Great. Thanks. Will try soon, the girl next-door's parents own a pizza shop, so free pie tonight. Good, but doesn't have that yummy quality one gets from a wood stove or brick oven. I miss that. We get awesome pork pepperoni for $2.50 a pound, almost tastes like bacon.

Wow, I had no idea.


----------



## piperdown (Jul 19, 2009)

Sigh....T, you make it look soo easy....

Very tasty looking.


----------



## CeeGar (Feb 19, 2007)

piperdown said:


> Sigh....T, you make it look soo easy....
> 
> Very tasty looking.


He is the man.
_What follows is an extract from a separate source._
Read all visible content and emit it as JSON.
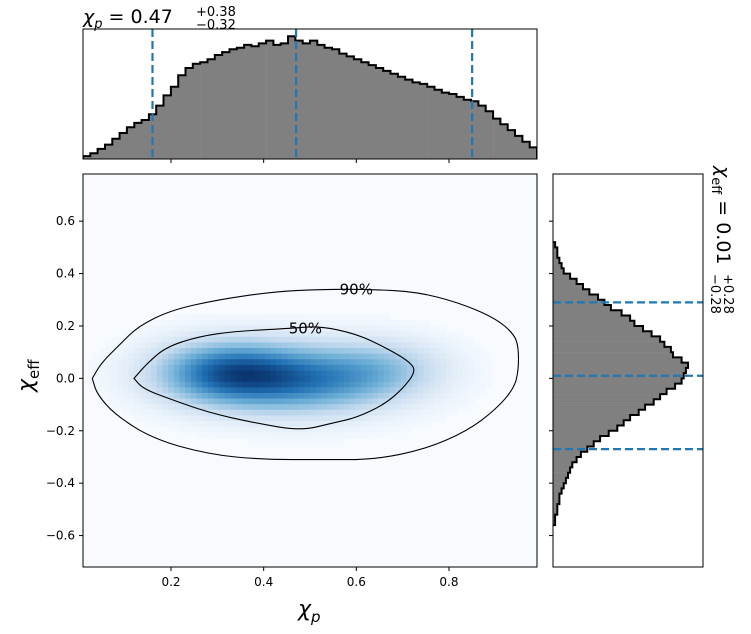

A great taste in food and cigars!


----------



## pippin925 (Jan 3, 2013)

I never heard of stove top pizza, but it looks delicious. :hungry: Thanks for sharing.


----------



## chestrockwell80 (Apr 29, 2013)

yes please


----------



## Packerjh (Nov 29, 2009)

Very nice idea, and looks delicious!


----------



## zgnombies (Jan 10, 2013)

That looks very good. I know what I'm making for dinner tonight!


----------



## liquidicem (May 23, 2013)

What a great idea! Never would have thought of this but it is going on the rainy day list. Thanks!


----------



## jrv1177 (May 4, 2013)

Looks good would have never thought of this !!


----------